For the second post, I'll dive into caching in its many forms, and explore how this absolutely critical piece of the puzzle leads into a storage environment that can keep up with the workloads demanded of it.
I'll simplify things down a little to make it make sense, as there are many, many factors that can impact some of the examples given, however, for the purposes of illustration, don't overcomplicate things.
What is it?
A cache is typically a small amount of very fast storage attached to a large amount of relatively slow storage. At the level of a single disk, this allows chunks of data to be read from the much slower mechanical or flash-based disk, into that small amount of memory, where the request from a server can be satisfied by picking out the bits it needs now, and likely the next bit it needs in a moment.

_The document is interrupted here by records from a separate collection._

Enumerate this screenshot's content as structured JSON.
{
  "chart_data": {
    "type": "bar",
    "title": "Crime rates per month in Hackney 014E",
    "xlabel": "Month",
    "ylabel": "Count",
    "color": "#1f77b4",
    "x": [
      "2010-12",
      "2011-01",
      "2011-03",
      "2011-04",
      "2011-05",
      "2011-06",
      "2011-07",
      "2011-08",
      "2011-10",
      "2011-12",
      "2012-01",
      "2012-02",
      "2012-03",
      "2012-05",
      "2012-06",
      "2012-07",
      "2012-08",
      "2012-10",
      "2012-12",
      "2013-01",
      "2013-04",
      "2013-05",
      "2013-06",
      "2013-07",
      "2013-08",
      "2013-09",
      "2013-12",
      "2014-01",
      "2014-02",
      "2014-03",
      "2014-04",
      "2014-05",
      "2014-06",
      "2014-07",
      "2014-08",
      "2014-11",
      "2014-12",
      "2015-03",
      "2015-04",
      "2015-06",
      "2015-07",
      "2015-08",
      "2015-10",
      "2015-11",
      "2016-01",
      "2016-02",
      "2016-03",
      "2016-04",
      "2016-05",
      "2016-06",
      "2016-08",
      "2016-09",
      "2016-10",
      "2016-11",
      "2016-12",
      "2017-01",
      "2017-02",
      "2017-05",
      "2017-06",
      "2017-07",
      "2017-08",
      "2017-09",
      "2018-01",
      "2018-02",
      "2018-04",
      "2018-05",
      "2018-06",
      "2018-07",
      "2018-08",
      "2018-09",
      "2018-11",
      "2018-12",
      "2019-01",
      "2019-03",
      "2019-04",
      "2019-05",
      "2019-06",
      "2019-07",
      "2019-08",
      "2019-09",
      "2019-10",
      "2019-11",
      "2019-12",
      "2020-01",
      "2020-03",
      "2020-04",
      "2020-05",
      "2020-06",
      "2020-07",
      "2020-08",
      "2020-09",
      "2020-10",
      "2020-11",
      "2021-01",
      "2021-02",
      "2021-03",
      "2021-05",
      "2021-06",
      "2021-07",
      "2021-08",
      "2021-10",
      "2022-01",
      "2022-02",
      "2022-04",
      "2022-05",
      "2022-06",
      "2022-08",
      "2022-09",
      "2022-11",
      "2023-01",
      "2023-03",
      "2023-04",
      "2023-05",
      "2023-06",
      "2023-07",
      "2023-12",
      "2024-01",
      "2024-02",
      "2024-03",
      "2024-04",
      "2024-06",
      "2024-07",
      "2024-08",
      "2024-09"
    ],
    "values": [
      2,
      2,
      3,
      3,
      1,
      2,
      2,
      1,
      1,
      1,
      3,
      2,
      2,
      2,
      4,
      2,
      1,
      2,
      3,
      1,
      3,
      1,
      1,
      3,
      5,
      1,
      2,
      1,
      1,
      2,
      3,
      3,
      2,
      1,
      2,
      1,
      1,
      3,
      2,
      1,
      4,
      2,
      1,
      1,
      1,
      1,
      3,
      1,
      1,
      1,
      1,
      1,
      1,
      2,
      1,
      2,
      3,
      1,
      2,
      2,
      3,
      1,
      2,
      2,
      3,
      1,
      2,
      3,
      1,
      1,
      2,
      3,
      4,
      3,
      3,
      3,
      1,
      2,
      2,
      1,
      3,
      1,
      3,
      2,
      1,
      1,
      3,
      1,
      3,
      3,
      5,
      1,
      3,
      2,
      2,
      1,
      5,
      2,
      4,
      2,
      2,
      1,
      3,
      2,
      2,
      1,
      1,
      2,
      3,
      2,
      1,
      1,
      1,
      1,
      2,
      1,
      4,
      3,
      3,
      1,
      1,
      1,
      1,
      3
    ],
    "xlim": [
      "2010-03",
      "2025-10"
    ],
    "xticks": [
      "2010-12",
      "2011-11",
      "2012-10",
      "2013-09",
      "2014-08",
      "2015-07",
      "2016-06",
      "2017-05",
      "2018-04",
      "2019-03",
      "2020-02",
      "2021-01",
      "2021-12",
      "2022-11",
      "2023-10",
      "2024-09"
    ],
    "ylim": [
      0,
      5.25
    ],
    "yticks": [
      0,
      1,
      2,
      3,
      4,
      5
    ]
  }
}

All of this happens incredibly quickly, at the level of milliseconds or microseconds, however, the difference made by dropping the time it takes for a data request to be satisfied by just one millisecond makes a large difference.
For example, a storage device that can respond in 12 milliseconds to each request, is going to potentially take up to 5 times as long to answer a series of requests as something that can respond in 3 milliseconds, which in turn might take 3 times longer again to answer the same series as something that can respond to each request in 1 millisecond. (This is highly simplified)

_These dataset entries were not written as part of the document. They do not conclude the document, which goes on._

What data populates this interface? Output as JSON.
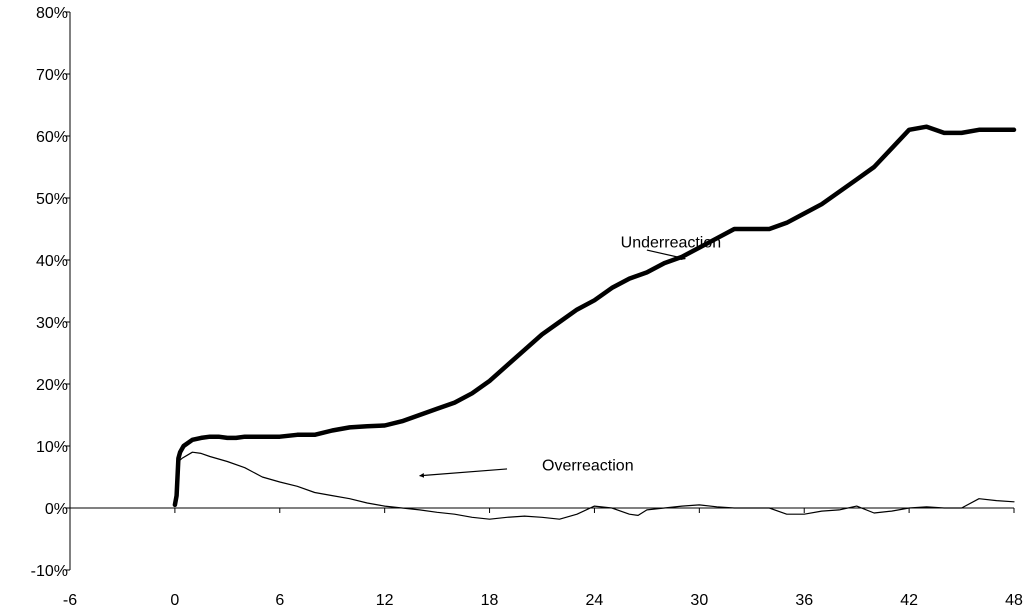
{
  "chart_data": {
    "type": "line",
    "title": "",
    "xlabel": "",
    "ylabel": "",
    "xlim": [
      -6,
      48
    ],
    "ylim": [
      -10,
      80
    ],
    "x_ticks": [
      -6,
      0,
      6,
      12,
      18,
      24,
      30,
      36,
      42,
      48
    ],
    "x_tick_labels": [
      "-6",
      "0",
      "6",
      "12",
      "18",
      "24",
      "30",
      "36",
      "42",
      "48"
    ],
    "y_ticks": [
      -10,
      0,
      10,
      20,
      30,
      40,
      50,
      60,
      70,
      80
    ],
    "y_tick_labels": [
      "-10%",
      "0%",
      "10%",
      "20%",
      "30%",
      "40%",
      "50%",
      "60%",
      "70%",
      "80%"
    ],
    "grid": false,
    "legend": "none",
    "colors": {
      "line": "#000000",
      "background": "#ffffff"
    },
    "series": [
      {
        "id": "underreaction",
        "stroke_weight": "thick",
        "x": [
          0,
          0.1,
          0.2,
          0.3,
          0.5,
          1,
          1.5,
          2,
          2.5,
          3,
          3.5,
          4,
          5,
          6,
          7,
          8,
          9,
          10,
          11,
          12,
          13,
          14,
          15,
          16,
          17,
          18,
          19,
          20,
          21,
          22,
          23,
          24,
          25,
          26,
          27,
          28,
          29,
          30,
          31,
          32,
          33,
          34,
          35,
          36,
          37,
          38,
          39,
          40,
          41,
          42,
          43,
          44,
          45,
          46,
          47,
          48
        ],
        "values": [
          0.5,
          2,
          8,
          9,
          10,
          11,
          11.3,
          11.5,
          11.5,
          11.3,
          11.3,
          11.5,
          11.5,
          11.5,
          11.8,
          11.8,
          12.5,
          13,
          13.2,
          13.3,
          14,
          15,
          16,
          17,
          18.5,
          20.5,
          23,
          25.5,
          28,
          30,
          32,
          33.5,
          35.5,
          37,
          38,
          39.5,
          40.5,
          42,
          43.5,
          45,
          45,
          45,
          46,
          47.5,
          49,
          51,
          53,
          55,
          58,
          61,
          61.5,
          60.5,
          60.5,
          61,
          61,
          61
        ]
      },
      {
        "id": "overreaction",
        "stroke_weight": "thin",
        "x": [
          0,
          0.1,
          0.2,
          0.4,
          0.7,
          1,
          1.5,
          2,
          3,
          4,
          5,
          6,
          7,
          8,
          9,
          10,
          11,
          12,
          13,
          14,
          15,
          16,
          17,
          18,
          19,
          20,
          21,
          22,
          23,
          24,
          25,
          26,
          26.5,
          27,
          28,
          29,
          30,
          31,
          32,
          33,
          34,
          35,
          36,
          37,
          38,
          39,
          40,
          41,
          42,
          43,
          44,
          45,
          46,
          47,
          48
        ],
        "values": [
          0.5,
          2,
          7.5,
          8,
          8.5,
          9,
          8.8,
          8.3,
          7.5,
          6.5,
          5,
          4.2,
          3.5,
          2.5,
          2,
          1.5,
          0.8,
          0.3,
          0,
          -0.3,
          -0.7,
          -1,
          -1.5,
          -1.8,
          -1.5,
          -1.3,
          -1.5,
          -1.8,
          -1,
          0.3,
          0,
          -1,
          -1.2,
          -0.3,
          0,
          0.3,
          0.5,
          0.2,
          0,
          0,
          0,
          -1,
          -1,
          -0.5,
          -0.3,
          0.3,
          -0.8,
          -0.5,
          0,
          0.2,
          0,
          0,
          1.5,
          1.2,
          1
        ]
      }
    ],
    "annotations": [
      {
        "text": "Underreaction",
        "label_at": [
          25.5,
          43
        ],
        "arrow_from": [
          27,
          41.6
        ],
        "arrow_to": [
          29.2,
          40.2
        ]
      },
      {
        "text": "Overreaction",
        "label_at": [
          21,
          7
        ],
        "arrow_from": [
          19,
          6.3
        ],
        "arrow_to": [
          14,
          5.2
        ]
      }
    ]
  }
}
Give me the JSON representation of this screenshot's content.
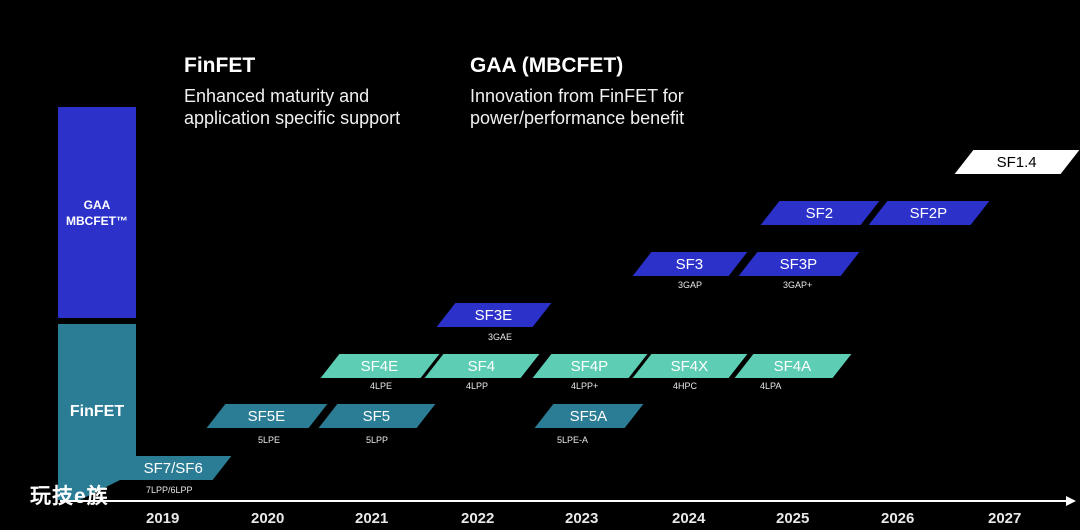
{
  "headings": {
    "finfet": {
      "title": "FinFET",
      "line1": "Enhanced maturity and",
      "line2": "application specific support"
    },
    "gaa": {
      "title": "GAA (MBCFET)",
      "line1": "Innovation from FinFET for",
      "line2": "power/performance benefit"
    }
  },
  "sidebar": {
    "gaa_line1": "GAA",
    "gaa_line2": "MBCFET™",
    "finfet": "FinFET"
  },
  "nodes": [
    {
      "name": "SF7/SF6",
      "sub": "7LPP/6LPP",
      "family": "FinFET"
    },
    {
      "name": "SF5E",
      "sub": "5LPE",
      "family": "FinFET"
    },
    {
      "name": "SF5",
      "sub": "5LPP",
      "family": "FinFET"
    },
    {
      "name": "SF4E",
      "sub": "4LPE",
      "family": "FinFET"
    },
    {
      "name": "SF4",
      "sub": "4LPP",
      "family": "FinFET"
    },
    {
      "name": "SF4P",
      "sub": "4LPP+",
      "family": "FinFET"
    },
    {
      "name": "SF4X",
      "sub": "4HPC",
      "family": "FinFET"
    },
    {
      "name": "SF4A",
      "sub": "4LPA",
      "family": "FinFET"
    },
    {
      "name": "SF5A",
      "sub": "5LPE-A",
      "family": "FinFET"
    },
    {
      "name": "SF3E",
      "sub": "3GAE",
      "family": "GAA"
    },
    {
      "name": "SF3",
      "sub": "3GAP",
      "family": "GAA"
    },
    {
      "name": "SF3P",
      "sub": "3GAP+",
      "family": "GAA"
    },
    {
      "name": "SF2",
      "sub": "",
      "family": "GAA"
    },
    {
      "name": "SF2P",
      "sub": "",
      "family": "GAA"
    },
    {
      "name": "SF1.4",
      "sub": "",
      "family": "GAA"
    }
  ],
  "years": [
    "2019",
    "2020",
    "2021",
    "2022",
    "2023",
    "2024",
    "2025",
    "2026",
    "2027"
  ],
  "watermark": "玩技e族",
  "colors": {
    "background": "#000000",
    "gaa_blue": "#2b31c9",
    "finfet_dark": "#2b7d95",
    "finfet_light": "#5dcdb3",
    "future_white": "#ffffff"
  }
}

Once you scale the example up to an environment where there may be hundreds of disks, and thousands of users, performing hundreds of thousands of requests of these disks every second, the benefits of reduced latency grow exponentially as more "work" can be completed in any given time.
Cache exists within practically all types of storage and storage controllers. Each SAS or SATA disk comes with a small amount of cache, RAID controllers also have an amount of memory integrated in them to provide an additional layer of performance and intelligence, and some controllers are even able to utilise a small amount of solid state storage to give a comparatively large area of caching
When it comes to caching, adding an SSD or flash unit directly to a RAID card, or installing the technology in the host server itself can provide some benefit, and looking at faster technologies such as using DRAM can further enhance the cache built into the storage devices themselves.
Practical application
When dealing with environments that rely on shared storage architecture, as most highly-available, virtualized environments do, this presents a management headache in which some servers may be under-utilising the high-performance resources in some areas, and being bottlenecked in others.
The solution to many challenges is to be able to add fast disk technologies to your existing shared storage infrastructure, and be able to utilise DRAM (lower latency and higher speed than even the fastest flash devices on the market) in the shared storage to further enhance the tier-1 flash devices.
With ~300 or so flash or SSD vendors on the market right now, the number of options are staggering, and to be anchored to a single vendor or disk technology could well be a massive drawback given the rate of innovation around SSD and Flash technologies.
My ideal environment would have heterogeneous storage with multiple tiers of storage; best of breed flash as the top tiers, SAS for the mid-range data, and some near-line SAS/SATA for bulk capacity, all complemented by DRAM caching to enhance the latency response.
It would have to be able to use the most cost-effective technologies for each tier, and give the flexibility to utilise these technologies regardless of vendor, and be able to ensure that minor tasks like maintenance, upgrades, and decommissioning equipment at end-of-life, did not result in the entire staff sitting around twiddling their thumbs due to an outage.
Is this all possible using technologies accessible easily today? Yes, many times over, and the answer is through using a software layer such as DataCore to abstract the features and functions away from the physical devices, giving the ability to have a storage strategy, rather than settling for a temporary solution every 3-5 years.